これらのことから言えることは日本の国際競争力は、この震災を境に低下してくる。GDPはもう数十年、強力にあがることはないだろう。
増税や電力などのインフラ負担により、国内メーカーは、相当数が海外へ工場を移動させるだろう。いま現在でも為替は1ドル77円である。この80円前後の為替では輸出メーカーは利益を出すのは無理だ。利益を出すには海外へ工場を移動させるしかない。
海外へ工場を移動させれば、国内の雇用は減る。雇用が減れば失業者は自然と増える。それでも増税は待ったなしに増加してくる。高齢化も進み、社会保障費も増加するだろう。

若者が少ない少子化問題と言うが、その少ない若者ですら、雇用問題で就職が出来ていない。
就職が出来ていないのにさらに工場は海外へ移転して雇用がない。雇用があっても正社員ではない。給料はバブル期の世代と比較にならないほど生涯賃金は低い。それなのに若者はクルマを買わないという話もある。買えるわけがない。将来は不安材料だらけだ。子どもが増えても何にもならない。少子化が問題と言うよりも高齢化がもっと問題なのだ。

しかし、いま正社員のポストは、今後の高齢化予備軍が席を譲らない。
若者は、車を買わない、家を買わない、結婚できない、子ども作らない。これらのことが問題と言うが何も解決しない。解決の糸口は見えない。
それなのにいま日本の社会構造は回復に向かうどころか現状維持をすることも不可能であり、年々凄まじいスピードで悪化している。

この悪化はいつまで続くのだろうか?
10年後、振り返ってみると震災直後のいまの方が経済の景気は良かったと思えるような時代になるようならば、問題だ。
何とか経済が上向くように政府は早急に方針を建てなければいけない。

そんな中で、疑問点が浮かび上がってくる。
震災の復興に必要な財源である。23兆円が果たして、的確な財源なのだろうか?いままでの生活を取り戻すための財源ではなく、さらに過剰に設備投資を計画している財源と思える。

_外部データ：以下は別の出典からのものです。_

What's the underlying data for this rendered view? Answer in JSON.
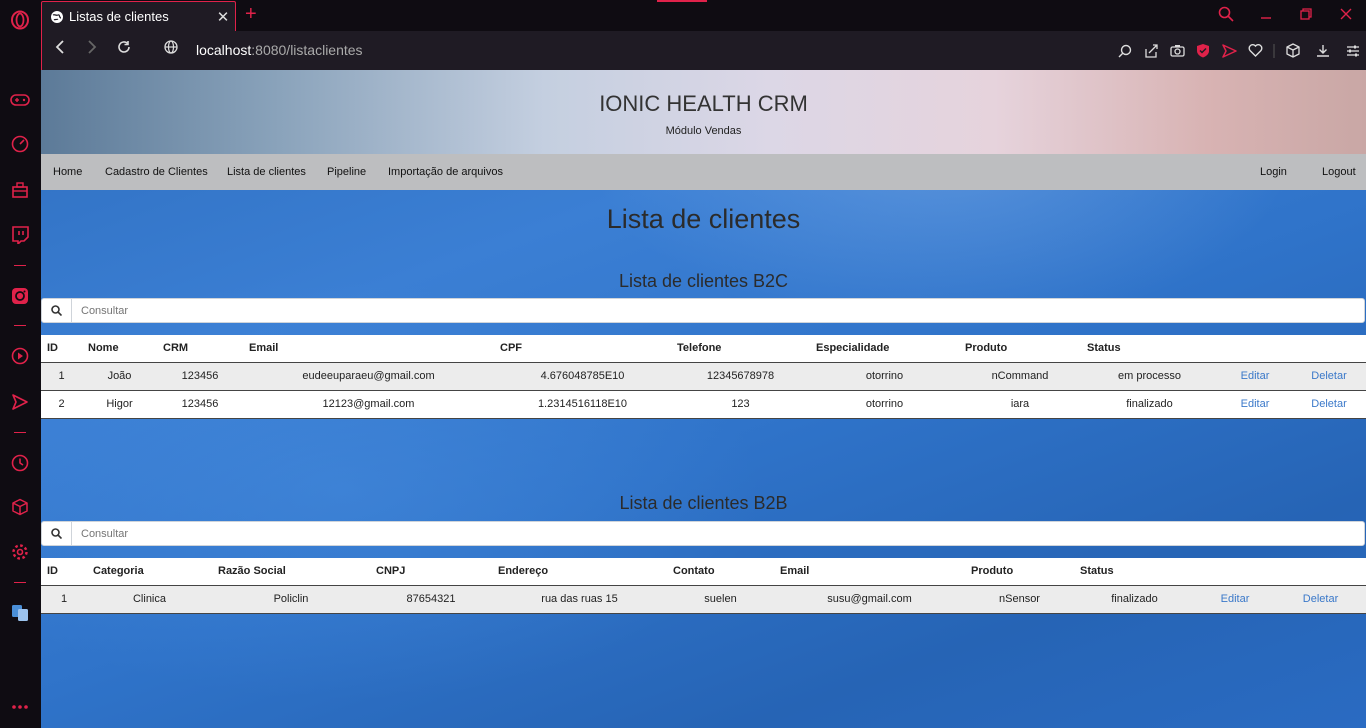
{
  "browser": {
    "tab_title": "Listas de clientes",
    "url_host": "localhost",
    "url_rest": ":8080/listaclientes"
  },
  "header": {
    "app_title": "IONIC HEALTH CRM",
    "app_subtitle": "Módulo Vendas"
  },
  "nav": {
    "home": "Home",
    "cadastro": "Cadastro de Clientes",
    "lista": "Lista de clientes",
    "pipeline": "Pipeline",
    "importacao": "Importação de arquivos",
    "login": "Login",
    "logout": "Logout"
  },
  "main": {
    "title": "Lista de clientes",
    "b2c": {
      "title": "Lista de clientes B2C",
      "search_placeholder": "Consultar",
      "columns": [
        "ID",
        "Nome",
        "CRM",
        "Email",
        "CPF",
        "Telefone",
        "Especialidade",
        "Produto",
        "Status"
      ],
      "rows": [
        {
          "id": "1",
          "nome": "João",
          "crm": "123456",
          "email": "eudeeuparaeu@gmail.com",
          "cpf": "4.676048785E10",
          "telefone": "12345678978",
          "especialidade": "otorrino",
          "produto": "nCommand",
          "status": "em processo",
          "editar": "Editar",
          "deletar": "Deletar"
        },
        {
          "id": "2",
          "nome": "Higor",
          "crm": "123456",
          "email": "12123@gmail.com",
          "cpf": "1.2314516118E10",
          "telefone": "123",
          "especialidade": "otorrino",
          "produto": "iara",
          "status": "finalizado",
          "editar": "Editar",
          "deletar": "Deletar"
        }
      ]
    },
    "b2b": {
      "title": "Lista de clientes B2B",
      "search_placeholder": "Consultar",
      "columns": [
        "ID",
        "Categoria",
        "Razão Social",
        "CNPJ",
        "Endereço",
        "Contato",
        "Email",
        "Produto",
        "Status"
      ],
      "rows": [
        {
          "id": "1",
          "categoria": "Clinica",
          "razao": "Policlin",
          "cnpj": "87654321",
          "endereco": "rua das ruas 15",
          "contato": "suelen",
          "email": "susu@gmail.com",
          "produto": "nSensor",
          "status": "finalizado",
          "editar": "Editar",
          "deletar": "Deletar"
        }
      ]
    }
  },
  "colors": {
    "opera_accent": "#e0224a",
    "link": "#3a78c9"
  }
}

過剰に設備投資をしてもリターンを得られる公算があるのだろうか?これは阪神淡路大震災と比較しても無駄と言うほど地域のGDP比例率は、東北地方は低い。これをどうにか震災復興により、変化させようとしている。様々なことが効率的に動いていないことが明らかだ。
募金も未だに振り分けがうまくいっていない。増税ばかり、どんどん成立し、なにをどう使用されているのか明確な結果が何も見えてこない。これがいまの日本の現状だ。このままではますます日本は悪くなるだけである。